Pichação dizendo "não às usinas termoelétricas".
Saiba mais: Chile planeja fechar todas as usinas a carvão até 2025

O pesquisador acredita que, embora a possibilidade de se realizar a transição até 2030 seja muito ambiciosa, ela é possível, mas a um custo muito alto. Isto porque, entre outras coisas, “se a transição for feita muito rapidamente, seria como trocar de carro sem que fosse possível vender o que foi instalado para recuperar o investimento”. Não se pode pensar em velocidade sem pesar os custos, acrescenta ele.

A isto se soma a complexidade da reestruturação de toda a rede. Embora o Chile seja um líder mundial na adoção da energia solar, diz Álvaro Lorca, “temos que entender que o sistema elétrico de 20 anos atrás não tem nada a ver com o atual e este, por sua vez, não terá nada a ver com o de 20 anos a partir de agora”.

E acrescenta: “Não podemos adotar políticas ignorando os aspectos técnicos. Caso contrário, tomaremos decisões muito ruins”.

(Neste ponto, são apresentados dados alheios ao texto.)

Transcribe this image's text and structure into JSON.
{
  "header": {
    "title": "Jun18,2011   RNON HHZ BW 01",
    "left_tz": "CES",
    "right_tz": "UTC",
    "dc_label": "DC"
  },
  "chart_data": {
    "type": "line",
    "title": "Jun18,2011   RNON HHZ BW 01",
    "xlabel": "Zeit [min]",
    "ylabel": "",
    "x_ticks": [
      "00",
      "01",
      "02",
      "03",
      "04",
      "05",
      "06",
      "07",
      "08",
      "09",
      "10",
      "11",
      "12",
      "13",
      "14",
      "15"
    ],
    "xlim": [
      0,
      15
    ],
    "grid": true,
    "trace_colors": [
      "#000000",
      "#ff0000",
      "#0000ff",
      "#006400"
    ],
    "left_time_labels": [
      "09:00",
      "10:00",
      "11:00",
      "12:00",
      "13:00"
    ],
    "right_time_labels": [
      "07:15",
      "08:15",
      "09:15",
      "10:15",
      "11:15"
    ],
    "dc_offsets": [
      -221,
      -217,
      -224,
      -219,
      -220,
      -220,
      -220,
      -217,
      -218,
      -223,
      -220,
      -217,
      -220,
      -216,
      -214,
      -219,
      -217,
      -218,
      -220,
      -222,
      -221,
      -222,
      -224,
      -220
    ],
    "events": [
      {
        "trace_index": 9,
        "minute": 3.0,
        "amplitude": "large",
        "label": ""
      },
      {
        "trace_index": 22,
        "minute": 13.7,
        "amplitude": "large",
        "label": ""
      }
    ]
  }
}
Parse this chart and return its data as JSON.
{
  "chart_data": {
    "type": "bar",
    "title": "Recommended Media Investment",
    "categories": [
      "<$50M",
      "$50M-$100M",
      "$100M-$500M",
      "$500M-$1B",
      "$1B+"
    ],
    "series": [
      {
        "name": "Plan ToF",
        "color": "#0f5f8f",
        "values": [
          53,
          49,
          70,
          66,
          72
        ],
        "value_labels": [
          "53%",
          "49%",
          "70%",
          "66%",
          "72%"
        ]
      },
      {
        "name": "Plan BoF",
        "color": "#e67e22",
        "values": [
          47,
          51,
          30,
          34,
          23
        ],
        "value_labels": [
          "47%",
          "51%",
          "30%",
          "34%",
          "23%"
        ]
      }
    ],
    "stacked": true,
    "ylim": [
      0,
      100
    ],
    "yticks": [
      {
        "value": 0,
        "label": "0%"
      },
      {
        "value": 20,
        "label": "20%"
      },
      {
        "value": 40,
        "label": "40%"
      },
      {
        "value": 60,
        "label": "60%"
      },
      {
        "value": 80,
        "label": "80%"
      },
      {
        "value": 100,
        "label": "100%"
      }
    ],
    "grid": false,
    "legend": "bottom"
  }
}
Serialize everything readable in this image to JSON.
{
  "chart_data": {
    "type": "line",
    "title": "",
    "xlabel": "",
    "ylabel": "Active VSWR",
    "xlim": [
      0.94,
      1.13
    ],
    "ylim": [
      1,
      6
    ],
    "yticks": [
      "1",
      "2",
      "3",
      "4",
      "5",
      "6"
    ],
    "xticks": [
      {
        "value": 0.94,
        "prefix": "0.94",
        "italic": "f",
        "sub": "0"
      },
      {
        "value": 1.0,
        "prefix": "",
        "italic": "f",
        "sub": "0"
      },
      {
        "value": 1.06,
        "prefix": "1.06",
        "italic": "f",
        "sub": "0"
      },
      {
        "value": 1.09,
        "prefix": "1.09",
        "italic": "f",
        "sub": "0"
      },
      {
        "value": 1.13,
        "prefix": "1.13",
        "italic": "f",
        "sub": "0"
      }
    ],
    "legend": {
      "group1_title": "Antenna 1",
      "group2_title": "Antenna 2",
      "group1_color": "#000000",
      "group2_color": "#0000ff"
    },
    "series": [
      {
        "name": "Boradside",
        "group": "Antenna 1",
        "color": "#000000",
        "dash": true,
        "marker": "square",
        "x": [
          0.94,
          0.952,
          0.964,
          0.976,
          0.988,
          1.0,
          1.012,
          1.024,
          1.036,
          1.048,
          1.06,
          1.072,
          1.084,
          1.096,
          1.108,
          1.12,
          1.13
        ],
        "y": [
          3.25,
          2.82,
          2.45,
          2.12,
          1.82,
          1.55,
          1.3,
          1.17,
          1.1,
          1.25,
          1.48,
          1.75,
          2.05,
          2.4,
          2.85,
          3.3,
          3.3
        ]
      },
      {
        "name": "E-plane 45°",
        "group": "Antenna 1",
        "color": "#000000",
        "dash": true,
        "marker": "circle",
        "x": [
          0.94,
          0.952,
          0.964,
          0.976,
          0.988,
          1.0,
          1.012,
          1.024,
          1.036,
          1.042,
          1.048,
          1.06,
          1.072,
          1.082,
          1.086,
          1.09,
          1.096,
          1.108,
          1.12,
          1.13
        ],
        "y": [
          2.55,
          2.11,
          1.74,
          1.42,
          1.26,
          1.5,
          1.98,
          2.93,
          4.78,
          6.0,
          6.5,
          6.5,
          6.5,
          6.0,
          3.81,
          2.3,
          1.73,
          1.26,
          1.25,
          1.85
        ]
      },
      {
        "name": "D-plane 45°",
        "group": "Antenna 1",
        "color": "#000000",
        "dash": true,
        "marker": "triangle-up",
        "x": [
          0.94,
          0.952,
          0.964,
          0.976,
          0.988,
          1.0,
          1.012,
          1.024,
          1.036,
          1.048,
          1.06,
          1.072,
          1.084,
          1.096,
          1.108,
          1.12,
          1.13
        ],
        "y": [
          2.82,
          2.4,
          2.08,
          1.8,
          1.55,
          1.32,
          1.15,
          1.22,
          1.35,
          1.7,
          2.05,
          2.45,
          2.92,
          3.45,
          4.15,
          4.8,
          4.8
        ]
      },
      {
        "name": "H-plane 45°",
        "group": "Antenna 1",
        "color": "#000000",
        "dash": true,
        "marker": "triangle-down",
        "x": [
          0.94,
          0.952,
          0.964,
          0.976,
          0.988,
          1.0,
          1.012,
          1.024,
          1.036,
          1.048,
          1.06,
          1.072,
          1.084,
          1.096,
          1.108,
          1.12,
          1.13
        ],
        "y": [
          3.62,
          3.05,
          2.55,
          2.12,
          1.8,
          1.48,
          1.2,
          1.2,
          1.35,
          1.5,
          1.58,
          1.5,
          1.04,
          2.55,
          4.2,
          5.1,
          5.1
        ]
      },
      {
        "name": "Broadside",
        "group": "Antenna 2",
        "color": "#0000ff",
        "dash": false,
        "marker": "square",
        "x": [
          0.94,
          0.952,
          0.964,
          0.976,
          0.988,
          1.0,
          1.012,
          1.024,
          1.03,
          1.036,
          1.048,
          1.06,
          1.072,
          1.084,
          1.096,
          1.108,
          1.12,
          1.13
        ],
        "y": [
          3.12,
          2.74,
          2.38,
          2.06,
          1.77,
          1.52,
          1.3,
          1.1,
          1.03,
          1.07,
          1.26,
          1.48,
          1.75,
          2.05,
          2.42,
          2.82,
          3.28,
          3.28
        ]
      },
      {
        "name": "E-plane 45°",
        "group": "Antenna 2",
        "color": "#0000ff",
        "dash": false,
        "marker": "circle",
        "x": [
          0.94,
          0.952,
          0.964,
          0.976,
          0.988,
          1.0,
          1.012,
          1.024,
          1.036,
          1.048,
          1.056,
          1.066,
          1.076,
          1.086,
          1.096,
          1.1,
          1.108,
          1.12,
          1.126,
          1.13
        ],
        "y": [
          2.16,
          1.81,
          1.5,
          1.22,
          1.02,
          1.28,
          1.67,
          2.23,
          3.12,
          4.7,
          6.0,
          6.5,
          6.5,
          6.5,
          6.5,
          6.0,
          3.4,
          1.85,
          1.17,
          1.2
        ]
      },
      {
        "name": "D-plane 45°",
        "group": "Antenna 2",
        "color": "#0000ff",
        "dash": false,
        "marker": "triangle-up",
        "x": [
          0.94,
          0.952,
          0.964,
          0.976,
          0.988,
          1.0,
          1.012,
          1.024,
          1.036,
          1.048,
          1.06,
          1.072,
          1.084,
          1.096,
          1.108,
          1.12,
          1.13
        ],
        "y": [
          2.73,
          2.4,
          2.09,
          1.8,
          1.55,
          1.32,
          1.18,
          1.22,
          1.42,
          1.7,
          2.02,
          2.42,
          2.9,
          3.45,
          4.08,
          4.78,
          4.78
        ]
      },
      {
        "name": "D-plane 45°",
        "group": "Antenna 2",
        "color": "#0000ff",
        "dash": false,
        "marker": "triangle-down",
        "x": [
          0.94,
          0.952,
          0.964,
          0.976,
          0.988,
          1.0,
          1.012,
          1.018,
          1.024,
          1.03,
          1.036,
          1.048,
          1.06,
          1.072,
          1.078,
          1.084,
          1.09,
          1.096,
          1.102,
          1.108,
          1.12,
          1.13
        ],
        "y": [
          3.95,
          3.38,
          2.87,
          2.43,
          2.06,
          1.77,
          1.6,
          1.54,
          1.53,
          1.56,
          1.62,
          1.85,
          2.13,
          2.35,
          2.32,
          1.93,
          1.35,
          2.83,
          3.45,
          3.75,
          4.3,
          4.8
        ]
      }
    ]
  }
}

Urgência na transição energética

Embora a política energética não fosse muito clara sob o governo anterior, a nova administração tornou o quadro ainda mais confuso, diz Javiera Lecourt, coordenadora no Projeto Latino-Americano de Transição Justa e diretora-executiva da CEUS Chile.

“Embora o novo governo tenha uma clara intenção ecológica, seus primeiros cem dias têm sido focados no enfrentamento de questões urgentes, inclusive incentivando os combustíveis fósseis”, explicou Lecourt. Ela menciona a ampliação do fundo de estabilização do petróleo para amortecer o aumento dos preços dos combustíveis.

É preciso acelerar o plano de fechamento das usinas a carvão. Estamos com um prazo muito apertado

O que tem sido feito até agora não necessariamente definirá o ritmo do resto do governo, continuou Lecourt, mas é necessário retomar a agenda de transição e enviar um sinal claro para a descarbonização.

“É preciso acelerar o plano de fechamento das usinas a carvão, além de apoiar as iniciativas legislativas para a transição e as relacionadas ao armazenamento de energia”, disse Lecourt. Caso contrário, alerta, o objetivo não será alcançado: “Estamos com um prazo muito apertado”.